You could also post copies of error reports from Event Viewer.

Event Viewer Reports

1. Normally when an error occurs on your computer looking in Event Viewer should be your starting point for finding a solution. Most system related errors are logged and getting an exact copy of the relevant report is important. Unfortunately understanding the reports is not easy and most computer users need help with their interpretation. I have more to say later on interpretation.

2. Event Viewer comprises three main Windows logs. These are Application, Security and System. For troubleshooting purposes System is by far the most important.

3. To access the System log select Start, Control Panel, Administrative Tools, Event Viewer, from the list in the left side of the window select Windows Logs and System.

4. A tip for posting copies of Error Reports! Run Event Viewer and double click on the error you want to copy. You will see a button resembling two pages. Click the button and close Event Viewer. This places a copy of the report into your Clipboard. Paste into the body your message. Make sure that this is the first paste after exiting from Event Viewer.

5. There are three types of Report, being Information, Warning and Error reports. In most situations it is Error Reports that offer the best information but occasionally Warning Reports provide useful clues.
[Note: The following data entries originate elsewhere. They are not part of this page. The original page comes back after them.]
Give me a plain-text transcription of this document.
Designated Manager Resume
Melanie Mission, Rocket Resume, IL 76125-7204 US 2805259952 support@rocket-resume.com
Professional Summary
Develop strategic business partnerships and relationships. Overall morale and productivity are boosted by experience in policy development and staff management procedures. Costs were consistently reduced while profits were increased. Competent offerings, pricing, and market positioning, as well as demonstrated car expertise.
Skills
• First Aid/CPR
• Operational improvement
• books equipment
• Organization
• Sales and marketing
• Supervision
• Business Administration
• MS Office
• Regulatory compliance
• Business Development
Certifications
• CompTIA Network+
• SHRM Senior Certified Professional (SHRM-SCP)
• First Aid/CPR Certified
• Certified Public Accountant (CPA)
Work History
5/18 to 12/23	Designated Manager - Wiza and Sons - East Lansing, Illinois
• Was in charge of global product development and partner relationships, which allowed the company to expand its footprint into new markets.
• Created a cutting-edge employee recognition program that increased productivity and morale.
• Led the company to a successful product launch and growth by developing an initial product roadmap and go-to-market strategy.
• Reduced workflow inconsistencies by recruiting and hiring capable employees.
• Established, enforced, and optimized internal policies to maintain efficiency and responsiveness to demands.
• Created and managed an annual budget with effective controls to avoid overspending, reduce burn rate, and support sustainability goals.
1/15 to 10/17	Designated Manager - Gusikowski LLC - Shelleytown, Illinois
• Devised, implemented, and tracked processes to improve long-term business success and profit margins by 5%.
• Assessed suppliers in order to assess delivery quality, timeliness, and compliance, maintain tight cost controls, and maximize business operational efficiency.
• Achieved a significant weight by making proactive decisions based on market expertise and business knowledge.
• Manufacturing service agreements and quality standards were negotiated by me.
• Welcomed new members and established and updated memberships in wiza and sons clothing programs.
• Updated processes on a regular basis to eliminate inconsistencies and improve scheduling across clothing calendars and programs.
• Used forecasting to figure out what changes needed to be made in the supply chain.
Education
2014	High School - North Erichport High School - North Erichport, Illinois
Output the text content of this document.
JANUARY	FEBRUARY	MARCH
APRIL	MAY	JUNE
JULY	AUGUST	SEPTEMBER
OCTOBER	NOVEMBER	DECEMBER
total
6. All reports have date and time stamps and when troubleshooting it is important to concentrate on more recent reports. Study reports since the point when the computer was last booted and then check whether a similar report appeared in the previous session. If errors do not repeat investigation as to why they occurred is wasted effort.

7. Within individual reports the more important information is Event ID and Source as these help when looking for help on the internet. The description is equally important and copying the exact text for use as the search criteria greatly helps getting better results when using Google. Do not paraphrase descriptions when asking others for help.